Tampa Bay Comic Con is getting some competition for the hearts and wallets of local geeks, gamers, cosplayers and newbs when a new convention rolls into downtown Tampa this fall.
MegaCon Tampa Bay arrives Oct. 28 to 30 with a lineup of celebrity guests and comic book creators; hundreds of vendors selling art, toys and all manner of fandom-related memorabilia; and panels, paid photo-ops and other yet-to-be-announced ways to geek out.
Among the stars set to appear at the Tampa Convention Center for MegaCon are old-school Star Trek icon William Shatner, and Karl Urban, who plays Leonard "Bones" McCoy in the new Star Trek movies. Doctor Who's David Tennant (also Jessica Jones) and Billie Piper (also Penny Dreadful) are also on the list.
It's stepping into territory normally occupied by Tampa Bay Comic Con, literally. That event moved to the Tampa Convention Center in 2013 to accommodate bigger crowds and bigger celebrities. Norman Reedus, who plays Daryl on The Walking Dead, is among the big-name guests at this year's Tampa Bay Comic Con, returning Aug. 5 to 7. Last year, the convention drew an estimated 50,000 people.

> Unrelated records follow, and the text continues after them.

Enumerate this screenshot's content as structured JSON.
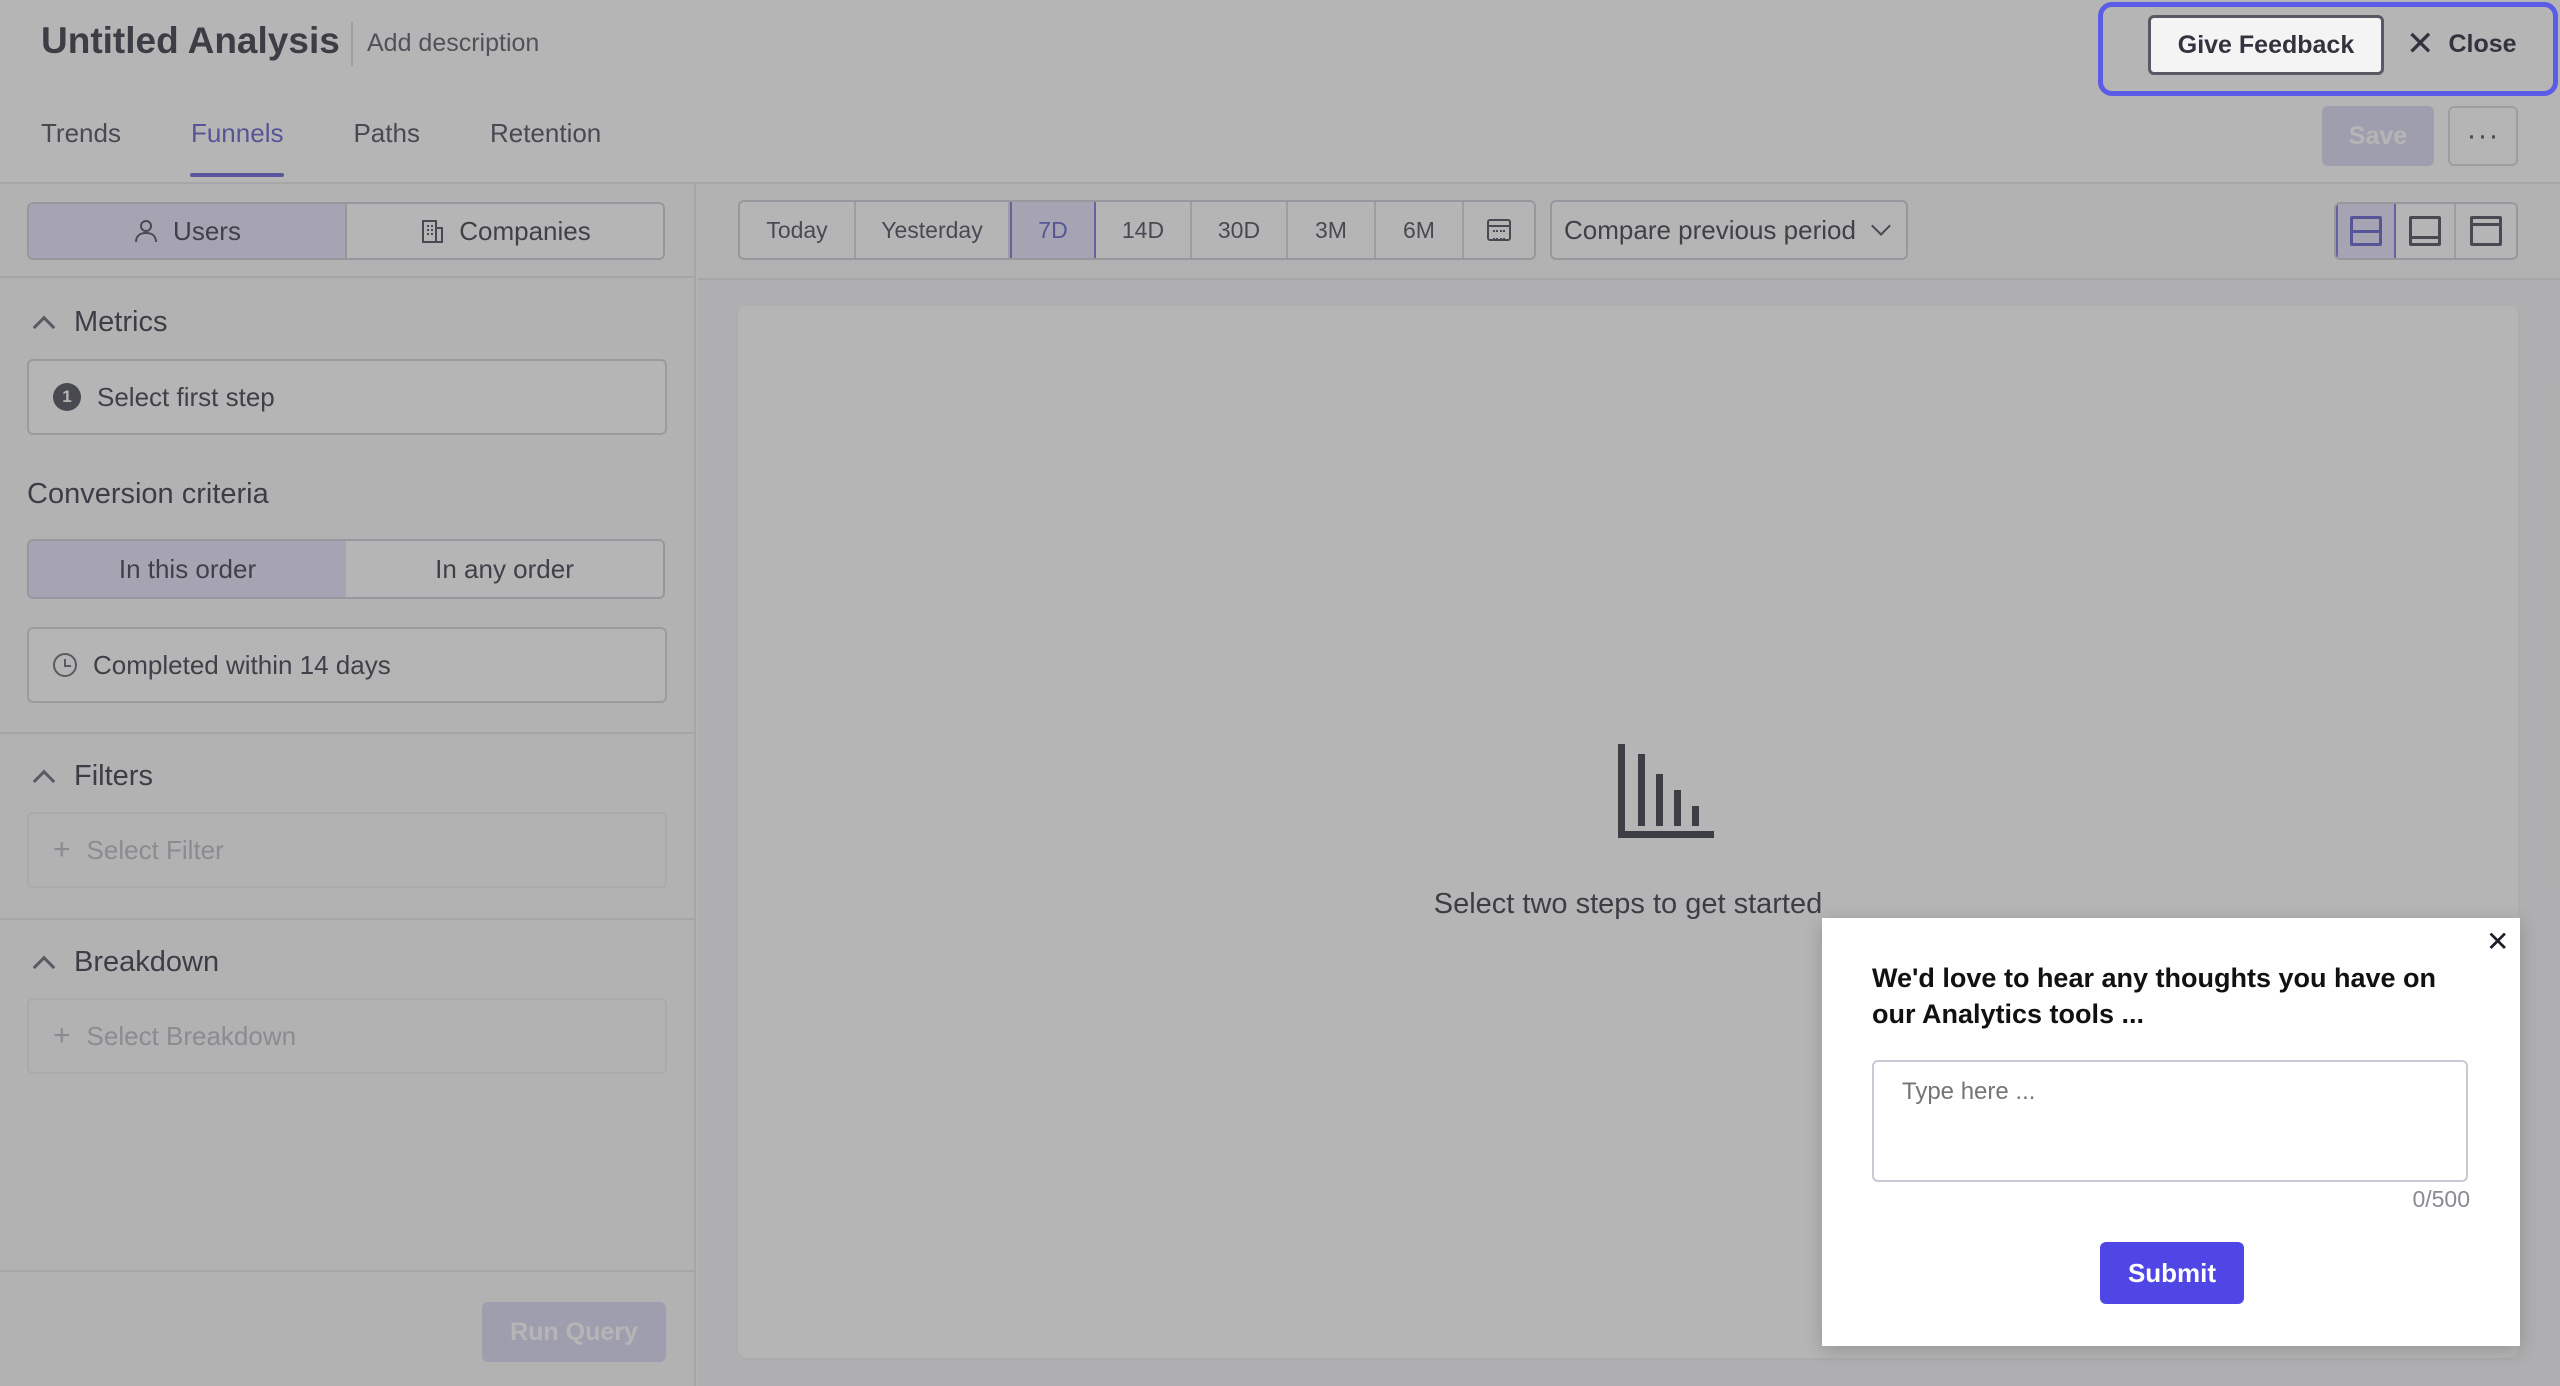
{
  "header": {
    "title": "Untitled Analysis",
    "add_description": "Add description",
    "tabs": [
      {
        "label": "Trends",
        "active": false
      },
      {
        "label": "Funnels",
        "active": true
      },
      {
        "label": "Paths",
        "active": false
      },
      {
        "label": "Retention",
        "active": false
      }
    ],
    "save_label": "Save",
    "more_label": "···",
    "give_feedback_label": "Give Feedback",
    "close_label": "Close"
  },
  "sidebar": {
    "entity_toggle": [
      {
        "label": "Users",
        "icon": "user-icon",
        "active": true
      },
      {
        "label": "Companies",
        "icon": "building-icon",
        "active": false
      }
    ],
    "metrics": {
      "heading": "Metrics",
      "first_step_number": "1",
      "first_step_label": "Select first step"
    },
    "conversion": {
      "heading": "Conversion criteria",
      "order_options": [
        {
          "label": "In this order",
          "active": true
        },
        {
          "label": "In any order",
          "active": false
        }
      ],
      "window_label": "Completed within 14 days"
    },
    "filters": {
      "heading": "Filters",
      "placeholder": "Select Filter"
    },
    "breakdown": {
      "heading": "Breakdown",
      "placeholder": "Select Breakdown"
    },
    "run_query_label": "Run Query"
  },
  "toolbar": {
    "date_ranges": [
      {
        "label": "Today",
        "active": false
      },
      {
        "label": "Yesterday",
        "active": false
      },
      {
        "label": "7D",
        "active": true
      },
      {
        "label": "14D",
        "active": false
      },
      {
        "label": "30D",
        "active": false
      },
      {
        "label": "3M",
        "active": false
      },
      {
        "label": "6M",
        "active": false
      }
    ],
    "calendar_icon": "calendar-icon",
    "compare_label": "Compare previous period"
  },
  "main": {
    "empty_state_icon": "bar-chart-icon",
    "empty_state_text": "Select two steps to get started"
  },
  "feedback_popup": {
    "title": "We'd love to hear any thoughts you have on our Analytics tools ...",
    "placeholder": "Type here ...",
    "char_count": "0/500",
    "submit_label": "Submit"
  },
  "colors": {
    "accent": "#5151c8",
    "highlight_outline": "#5b5be6",
    "submit": "#4f46e5",
    "overlay": "rgba(90,90,90,0.45)"
  }
}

MegaCon Tampa Bay is being produced by the larger Fan Expo HQ, the same Canadian company that runs Orlando's MegaCon, the biggest pop culture convention in the Southeast. That event drew more than 100,000 people in May when Marvel Comics legend Stan Lee made an appearance, the company said. It also runs massive conventions in Toronto, Vancouver and Dallas, among others.
Tampa Bay Comic Con co-owner Stephen Solomon said he thinks the Tampa Bay market can accommodate two large, geeky conventions, but feels his Florida-based company has an advantage when it comes to originality.
"I look at it I suppose how most people look at competition, not necessarily a bad thing. It can help you improve your product and service, but it's still competition, so it can be frustrating at times," Solomon said. "I would consider theirs a little cookie cutter. They're run by a board of directors in Toronto. We lived here our whole lives, went to (Tampa Bay Comic Con) when it was really small, then bought it and grew it. … A lot of our guests have been people who have never appeared anywhere."
Via email, MegaCon show director Andrew Moyes said that with Orlando MegaCon's rapid growth, the company saw an increasing appetite for their particular brand of pop culture convention in Tampa Bay.
"Fan Expo has a strong history of providing a very well rounded convention experience," Moyes said. "We continue to foster the very best in all things comics, anime, sci-fi, gaming and horror."
There are also already several smaller annual conventions for similarly-minded fans in Tampa. Metrocon, which focuses on anime and cosplay, expects to draw around 11,000 people to the Tampa Convention Center July 21 to 24. Science fiction, horror and fantasy convention Necronomicon is at the Grand Hyatt Tampa Bay on the same weekend as the new MegaCon Tampa Bay.
Land O’ Lakes resident Scott Beaver attends Tampa Bay Comic Con, MetroCon and Orlando MegaCon to find content for his pop culture blog strangebeaver.com. He believes interest in comic conventions already peaked a couple years ago.
"It's good for Tampa residents to have more of this stuff in the area, that's always great, but
another big (convention) like that? That's a hard sell," Beaver said. "With ticket prices and all the extra charges for meet and greets and other stuff, that's going to hurt a lot of people."